Gemeinsam am BCL sind entstanden: die Second order Cybernetics (Heinz von Foerster, Lars Löfgren, Gordon Pask), die Theorie autopoietischer Systeme (H. Maturana, F. Varela) und auch die Theorie polykontexturaler Systeme (Gotthard Günther). Dazu gehören auch die Pionierarbeiten zur Kybernetik, Systemtheorie, Selbstorganisationstheorie (Ashby) und der “Neuroinformatik” (damals: Bionik).

Konstruktivismus und die Theorie autopoietischer Systeme

Beide haben viel zur Klärung der Standpunktabhängigkeit unseres Wissens geleistet, indem sie die Systemtheorie um eine Theorie des Beobachters ergänzt haben. Es ist nicht grundsätzlich gelungen, den durch die Einführung des Beobachters induzierten Solipsismus- und Relativismusverdacht zu entkräften. Der Hauptgrund für diesen Mangel besteht darin, daß es dem Konstruktivismus und verwandten Theorien nicht gelungen ist, den Beobachter selbst zu relativieren. Die Beobachtertheorie geht formal von einem und nur einem Beobachter aus. Dieser eine und einzige Beobachter läßt sich zwar in seinen Beobachtungsfunktionen iterieren, indem er Beobachtungen von Beobachtungen usw. generiert. Doch die Beobachter zweiter, dritter, usw. Stufe folgen einander sukzessiv, sie sind nicht zugleich als Beobachter gleicher Stufe in Aktion. Nur wenn mindestens zwei Beobachter gleichwertig bzw. gleichursprünglich simultan und parallel agieren, haben sie die Möglichkeit, die Relativität ihrer jeweiligen Standpunkte gegenseitig zu reflektieren.
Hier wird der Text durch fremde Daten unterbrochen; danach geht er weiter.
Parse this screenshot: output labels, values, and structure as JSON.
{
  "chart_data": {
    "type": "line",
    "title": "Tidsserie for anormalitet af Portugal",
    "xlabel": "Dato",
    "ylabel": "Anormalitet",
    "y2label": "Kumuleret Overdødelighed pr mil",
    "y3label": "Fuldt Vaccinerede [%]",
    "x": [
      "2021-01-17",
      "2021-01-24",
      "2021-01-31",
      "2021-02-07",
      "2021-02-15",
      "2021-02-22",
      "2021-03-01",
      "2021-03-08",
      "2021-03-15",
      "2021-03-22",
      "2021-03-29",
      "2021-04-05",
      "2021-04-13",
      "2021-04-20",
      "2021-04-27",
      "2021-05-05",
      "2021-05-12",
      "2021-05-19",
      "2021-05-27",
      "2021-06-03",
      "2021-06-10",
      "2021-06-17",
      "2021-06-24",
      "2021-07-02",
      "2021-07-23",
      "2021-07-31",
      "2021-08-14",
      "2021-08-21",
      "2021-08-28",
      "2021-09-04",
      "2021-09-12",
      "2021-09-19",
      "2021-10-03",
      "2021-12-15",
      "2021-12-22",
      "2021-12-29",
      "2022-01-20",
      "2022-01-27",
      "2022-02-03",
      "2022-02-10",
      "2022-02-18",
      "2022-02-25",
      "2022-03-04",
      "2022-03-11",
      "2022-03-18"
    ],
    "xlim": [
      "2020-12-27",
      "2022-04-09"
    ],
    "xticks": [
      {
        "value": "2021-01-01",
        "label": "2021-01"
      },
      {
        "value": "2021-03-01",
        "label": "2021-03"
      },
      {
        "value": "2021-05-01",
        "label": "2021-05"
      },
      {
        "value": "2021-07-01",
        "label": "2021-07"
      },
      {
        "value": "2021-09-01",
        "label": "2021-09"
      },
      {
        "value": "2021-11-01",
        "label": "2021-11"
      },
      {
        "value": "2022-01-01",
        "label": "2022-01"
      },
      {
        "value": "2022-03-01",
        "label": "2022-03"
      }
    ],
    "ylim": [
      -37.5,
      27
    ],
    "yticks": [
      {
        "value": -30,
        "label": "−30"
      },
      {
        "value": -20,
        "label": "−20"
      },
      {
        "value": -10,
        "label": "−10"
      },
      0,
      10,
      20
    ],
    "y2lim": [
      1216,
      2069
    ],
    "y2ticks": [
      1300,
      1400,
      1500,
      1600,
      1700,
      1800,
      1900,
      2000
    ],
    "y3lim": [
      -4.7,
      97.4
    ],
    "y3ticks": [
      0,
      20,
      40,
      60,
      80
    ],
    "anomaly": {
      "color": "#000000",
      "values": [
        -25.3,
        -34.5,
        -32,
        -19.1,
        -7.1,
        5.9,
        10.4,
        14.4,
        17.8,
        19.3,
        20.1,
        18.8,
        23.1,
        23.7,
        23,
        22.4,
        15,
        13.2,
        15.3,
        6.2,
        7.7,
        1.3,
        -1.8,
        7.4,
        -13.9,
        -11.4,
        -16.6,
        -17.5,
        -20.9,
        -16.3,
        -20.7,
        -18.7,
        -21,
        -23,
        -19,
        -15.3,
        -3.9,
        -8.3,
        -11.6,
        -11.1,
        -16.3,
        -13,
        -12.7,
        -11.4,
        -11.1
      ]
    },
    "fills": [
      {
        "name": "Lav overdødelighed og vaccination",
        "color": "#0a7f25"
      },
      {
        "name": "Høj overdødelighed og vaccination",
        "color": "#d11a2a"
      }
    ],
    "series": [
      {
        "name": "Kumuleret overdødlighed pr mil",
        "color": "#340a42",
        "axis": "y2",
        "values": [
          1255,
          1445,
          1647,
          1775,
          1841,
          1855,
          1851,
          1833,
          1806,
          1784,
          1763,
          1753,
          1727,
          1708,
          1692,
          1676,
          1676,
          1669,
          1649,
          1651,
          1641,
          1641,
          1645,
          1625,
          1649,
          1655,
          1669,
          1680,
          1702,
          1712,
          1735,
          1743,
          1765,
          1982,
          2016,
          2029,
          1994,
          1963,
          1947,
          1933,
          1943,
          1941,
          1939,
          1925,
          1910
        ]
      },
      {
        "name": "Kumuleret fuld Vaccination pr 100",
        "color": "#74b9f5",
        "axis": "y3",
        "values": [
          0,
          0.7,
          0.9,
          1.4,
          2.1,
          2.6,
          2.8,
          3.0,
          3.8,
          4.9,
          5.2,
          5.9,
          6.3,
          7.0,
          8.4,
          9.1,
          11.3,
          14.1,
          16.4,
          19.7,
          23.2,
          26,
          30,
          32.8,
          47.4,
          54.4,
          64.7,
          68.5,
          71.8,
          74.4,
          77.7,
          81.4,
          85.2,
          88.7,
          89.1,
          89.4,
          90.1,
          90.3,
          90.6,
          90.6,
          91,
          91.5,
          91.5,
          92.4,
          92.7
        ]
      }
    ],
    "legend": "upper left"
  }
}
Die Möglichkeit der Ent–deckung des blinden Flecks ist in der Polykontexturalitätstheorie dadurch gegeben, daß zur Bestimmung eines Objekts eine Vierheit von Positionen im Spiel ist, die sich gegenseitig und gegenläufig die Möglichkeiten der Ent–deckung der jeweiligen Ver–deckung zuspielen.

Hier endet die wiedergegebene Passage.